While the 6-pin flat-connector was out, I addressed the TPS plug socket with DeoxIt D5 according to the instructions on the can. I figured that if our problem was a simple case of the contacts getting worse over time, we would see a some improvement from this. I covered the little slits with electrical tape, and took a picture so I could reference the color-to-color later. I re-wrapped the wires in the plastic covering and moved to the back of the bus. I left the 6-pin flat-connector disconnected so the contacts could air dry.

Hapy Wiring at Engine Bay
T12-to-donor (T10 blue)
In the engine bay, I confirmed that the blue T10 and grey T12 plugs were snug. I would have had other issues if they had not been, but diligence wins electrical issues.

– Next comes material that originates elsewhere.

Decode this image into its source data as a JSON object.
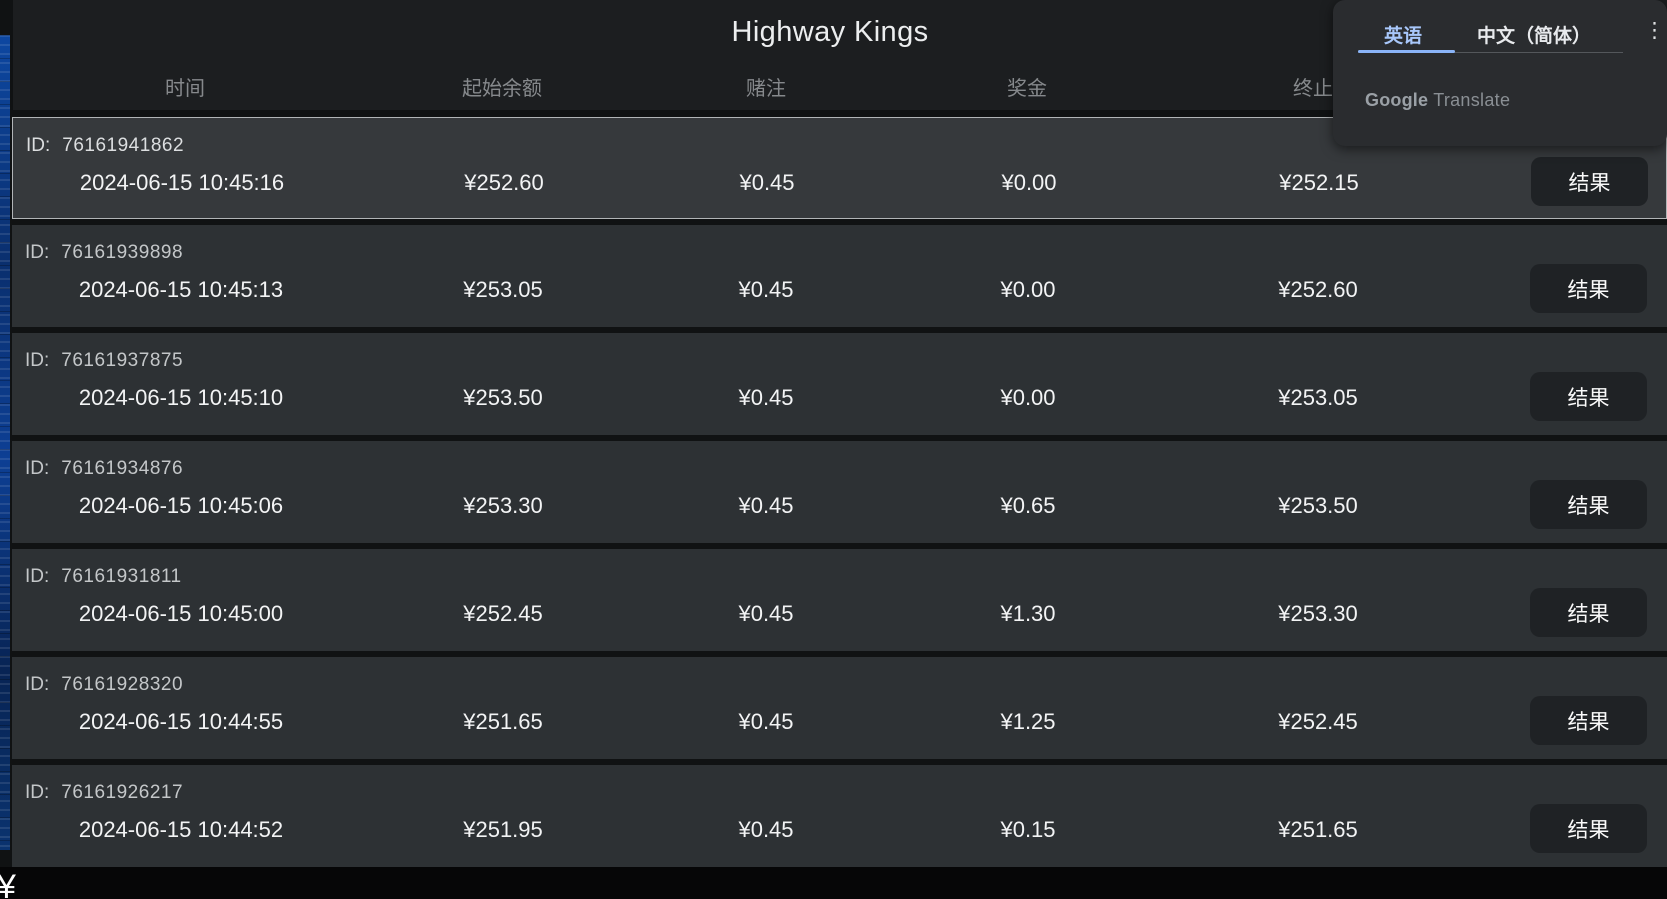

Then, I pulled back the plastic cable wraps and took a picture of the T12 wires from pins 1-6 and then a picture of the color-to-color connections from the T12 to the wires which run to the blue T10. I compared these pictures with the wiring diagram I had constructed and believed all of the wires were routing to the correct partners. So far, so good. The next test was to confirm continuity between the blue T10 pin and the originating pin on the 6-pin flat-connector. This would demonstrate that the wiring from end to end is clean.
 
I was not really sure what to expect, resistance-wise. Before I could do anything, I needed to close the circuit, so I grabbed a long solid-core wire I have used to test with in the past. My testing process: I would gently insert a bare wire into the pin-hole in the flat-connector, and run the rest of the wire spool back to the engine bay. There, I measured the resistance between that wire end and a pin in the blue T10. I had difficulty figuring out which pin was "1" versus "4" in the blue T10 and the pattern from wire to pin seemed illogical. Unfortunately, had I really internalized that, I would have potentially found the root issue. When I found a connection, the resistance was down in the single digits in all cases. So, we can rule out the new wiring... ish: I discovered later that when I wired up the blue T10, I crossed up 3 of the wires. I didn't realize this until later (hence the 2-part post as I lost a bunch of time going down a wrong road). So, I continued forward believing that the wiring was right. Since I learned a bunch about the pedal along the way, I felt it was worth retaining all of this content.
 
Hapy TPS
Since I thought there were no wiring issues, I figured that the TPS went bad. I first thought that maybe I broke it by stepping on it all the way to max, and it needs a movement stopper or something. I looked at the way I installed it; the floor and the carpet would have acted like a prevent against over-pressing the pedal. After doing some research, it seems like these pedals are prone to failure if they get wet. Since Hapy is parked outside, and last year his fancy BusDepot cover effectively held water in rather than out, if the pedal had been steadily degrading because of the damp conditions over the winter (and sometimes in the Summer around here), then this seems a fairly reasonable explanation for the persistent, recurring P0121 code. I figured that last winter's super-damp caused the pedal to finally fail so I ordered a replacement.